Des cochons sont malades (hernies, paraplégies...) ou blessés, certains à l'agonie, d'autres sont déjà morts.
Les animaux vivent sans accès à l’extérieur, dans une grande promiscuité, la plupart sur un sol bétonné. Les truies pour la reproduction sont enfermées la moitié de leur vie dans des cages qui ne leur permettent même pas de se retourner. Des porcelets chétifs sont tués par claquage.
Les élevages de Plénée-Jugon (7 000 cochons) et d’Éréac (1 200 cochons) fournissent la marque Filière Qualité Carrefour en tranches de jambon, lardons et rôtis . Bernard Rouxel est président et éleveur adhérent de la Cooperl. Il est à la fois propriétaire et gérant de ces deux élevages.
Ces images reflètent la réalité de l'élevage intensif porcin en France : 95 % des cochons passent leur vie sur du béton, sans paille ni accès à l'extérieur.

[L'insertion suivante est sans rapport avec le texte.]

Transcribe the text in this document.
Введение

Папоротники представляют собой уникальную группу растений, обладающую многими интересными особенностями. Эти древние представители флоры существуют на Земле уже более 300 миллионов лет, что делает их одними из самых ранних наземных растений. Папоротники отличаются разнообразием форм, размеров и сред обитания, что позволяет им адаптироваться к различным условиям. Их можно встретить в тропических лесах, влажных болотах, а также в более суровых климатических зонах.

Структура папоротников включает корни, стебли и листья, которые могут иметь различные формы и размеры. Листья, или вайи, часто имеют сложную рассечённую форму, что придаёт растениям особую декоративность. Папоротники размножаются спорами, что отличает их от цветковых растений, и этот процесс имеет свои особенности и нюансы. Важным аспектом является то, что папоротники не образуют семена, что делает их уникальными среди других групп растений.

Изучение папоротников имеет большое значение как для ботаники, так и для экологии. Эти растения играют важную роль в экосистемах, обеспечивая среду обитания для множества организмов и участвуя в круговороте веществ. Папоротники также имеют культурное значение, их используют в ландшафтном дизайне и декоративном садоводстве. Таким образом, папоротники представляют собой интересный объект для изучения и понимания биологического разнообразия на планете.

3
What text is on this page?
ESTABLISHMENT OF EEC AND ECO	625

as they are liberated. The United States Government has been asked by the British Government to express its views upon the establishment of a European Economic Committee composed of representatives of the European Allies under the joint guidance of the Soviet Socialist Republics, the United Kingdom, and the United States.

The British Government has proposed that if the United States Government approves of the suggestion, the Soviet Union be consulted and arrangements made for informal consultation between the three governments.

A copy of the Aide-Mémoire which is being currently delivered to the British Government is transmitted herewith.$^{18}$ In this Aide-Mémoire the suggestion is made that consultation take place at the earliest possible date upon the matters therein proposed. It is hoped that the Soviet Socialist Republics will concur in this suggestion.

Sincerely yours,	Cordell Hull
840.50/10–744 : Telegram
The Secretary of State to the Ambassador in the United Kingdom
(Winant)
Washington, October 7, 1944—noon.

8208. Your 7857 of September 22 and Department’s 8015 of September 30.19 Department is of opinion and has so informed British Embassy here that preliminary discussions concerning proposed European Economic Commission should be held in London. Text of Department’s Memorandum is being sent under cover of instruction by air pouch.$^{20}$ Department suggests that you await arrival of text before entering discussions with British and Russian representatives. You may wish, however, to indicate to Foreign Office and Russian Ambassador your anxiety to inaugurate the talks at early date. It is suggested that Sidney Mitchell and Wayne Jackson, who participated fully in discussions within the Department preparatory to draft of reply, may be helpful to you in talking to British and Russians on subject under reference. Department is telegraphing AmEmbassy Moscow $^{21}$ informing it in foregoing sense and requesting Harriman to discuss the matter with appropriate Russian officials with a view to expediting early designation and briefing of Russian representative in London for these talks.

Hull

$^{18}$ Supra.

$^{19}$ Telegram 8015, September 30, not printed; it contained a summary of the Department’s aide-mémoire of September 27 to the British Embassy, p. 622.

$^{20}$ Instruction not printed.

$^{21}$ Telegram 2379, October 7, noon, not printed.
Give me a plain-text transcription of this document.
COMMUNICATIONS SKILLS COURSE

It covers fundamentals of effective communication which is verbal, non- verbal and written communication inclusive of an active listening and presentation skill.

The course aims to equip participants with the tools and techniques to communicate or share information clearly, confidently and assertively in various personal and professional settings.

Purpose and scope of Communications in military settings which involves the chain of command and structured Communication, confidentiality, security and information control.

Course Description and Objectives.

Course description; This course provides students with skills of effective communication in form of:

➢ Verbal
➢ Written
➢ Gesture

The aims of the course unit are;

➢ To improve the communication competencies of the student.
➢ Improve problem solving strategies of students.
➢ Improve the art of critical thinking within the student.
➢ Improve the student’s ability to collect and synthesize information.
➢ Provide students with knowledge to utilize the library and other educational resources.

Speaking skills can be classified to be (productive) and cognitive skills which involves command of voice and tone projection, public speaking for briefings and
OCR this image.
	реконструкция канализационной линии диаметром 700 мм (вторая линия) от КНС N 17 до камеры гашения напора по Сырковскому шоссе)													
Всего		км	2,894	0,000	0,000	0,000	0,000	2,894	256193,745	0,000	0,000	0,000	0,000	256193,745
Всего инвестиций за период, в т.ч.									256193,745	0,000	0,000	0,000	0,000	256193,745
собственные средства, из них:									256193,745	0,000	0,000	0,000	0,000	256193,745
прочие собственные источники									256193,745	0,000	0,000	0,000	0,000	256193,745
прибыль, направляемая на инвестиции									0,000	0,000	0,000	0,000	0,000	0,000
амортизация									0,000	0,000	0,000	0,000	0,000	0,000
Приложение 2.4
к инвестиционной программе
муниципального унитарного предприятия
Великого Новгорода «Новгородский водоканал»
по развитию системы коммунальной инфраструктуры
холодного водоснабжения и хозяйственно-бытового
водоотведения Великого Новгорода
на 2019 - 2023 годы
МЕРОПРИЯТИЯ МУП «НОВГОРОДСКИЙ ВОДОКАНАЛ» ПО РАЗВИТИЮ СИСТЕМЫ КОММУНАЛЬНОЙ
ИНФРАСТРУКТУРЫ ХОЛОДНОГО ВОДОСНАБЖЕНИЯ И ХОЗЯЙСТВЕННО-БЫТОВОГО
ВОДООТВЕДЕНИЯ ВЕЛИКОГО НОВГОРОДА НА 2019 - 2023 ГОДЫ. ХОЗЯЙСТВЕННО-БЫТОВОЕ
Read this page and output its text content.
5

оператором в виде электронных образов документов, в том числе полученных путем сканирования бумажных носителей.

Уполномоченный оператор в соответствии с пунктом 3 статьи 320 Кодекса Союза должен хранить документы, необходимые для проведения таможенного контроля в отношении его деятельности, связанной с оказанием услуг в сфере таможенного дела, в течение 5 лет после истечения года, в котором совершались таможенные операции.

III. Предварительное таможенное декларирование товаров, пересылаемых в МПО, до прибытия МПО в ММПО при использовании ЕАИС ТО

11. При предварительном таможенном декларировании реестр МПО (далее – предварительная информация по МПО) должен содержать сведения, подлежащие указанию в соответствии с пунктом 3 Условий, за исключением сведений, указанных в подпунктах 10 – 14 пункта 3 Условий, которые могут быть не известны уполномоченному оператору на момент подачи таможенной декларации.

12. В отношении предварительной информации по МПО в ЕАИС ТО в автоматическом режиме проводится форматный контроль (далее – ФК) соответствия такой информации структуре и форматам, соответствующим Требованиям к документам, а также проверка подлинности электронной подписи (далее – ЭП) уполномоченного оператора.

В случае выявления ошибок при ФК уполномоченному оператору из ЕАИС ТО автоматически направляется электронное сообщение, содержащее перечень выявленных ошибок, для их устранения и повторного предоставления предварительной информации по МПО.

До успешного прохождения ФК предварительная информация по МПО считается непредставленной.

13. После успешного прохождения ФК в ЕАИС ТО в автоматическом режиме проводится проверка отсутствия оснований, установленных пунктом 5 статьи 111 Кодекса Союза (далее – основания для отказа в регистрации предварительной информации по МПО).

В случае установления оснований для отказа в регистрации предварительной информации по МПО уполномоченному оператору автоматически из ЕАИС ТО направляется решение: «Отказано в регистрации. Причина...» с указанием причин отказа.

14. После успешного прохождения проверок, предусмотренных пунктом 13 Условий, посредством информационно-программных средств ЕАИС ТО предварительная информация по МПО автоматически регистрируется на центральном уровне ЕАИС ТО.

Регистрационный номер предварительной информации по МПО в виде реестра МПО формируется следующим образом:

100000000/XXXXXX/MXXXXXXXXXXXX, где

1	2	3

Les truies sont encagées, les verrats isolés toute leur vie.
→ Lire le communiqué de presse de l’enquête
La liberté d’expression de L214 l’emporte sur le droit de propriété des exploitants
Pour le juge des référés du tribunal judiciaire de Saint-Malo, l’atteinte au droit de propriété constituée par la diffusion d’images d’un élevage de cochons sans l’autorisation de son propriétaire ne suffit pas à restreindre la liberté d’expression d’une association de défense des animaux dès lors que le « but légitime poursuivi par L214 n'est pas la stigmatisation d'une exploitation en particulier mais le droit à l'information des consommateurs et la responsabilisation des acteurs économiques du secteur en les alertant sur la persistance de pratiques d'élevage pourtant publiquement réprouvées et pénalement reprochables.»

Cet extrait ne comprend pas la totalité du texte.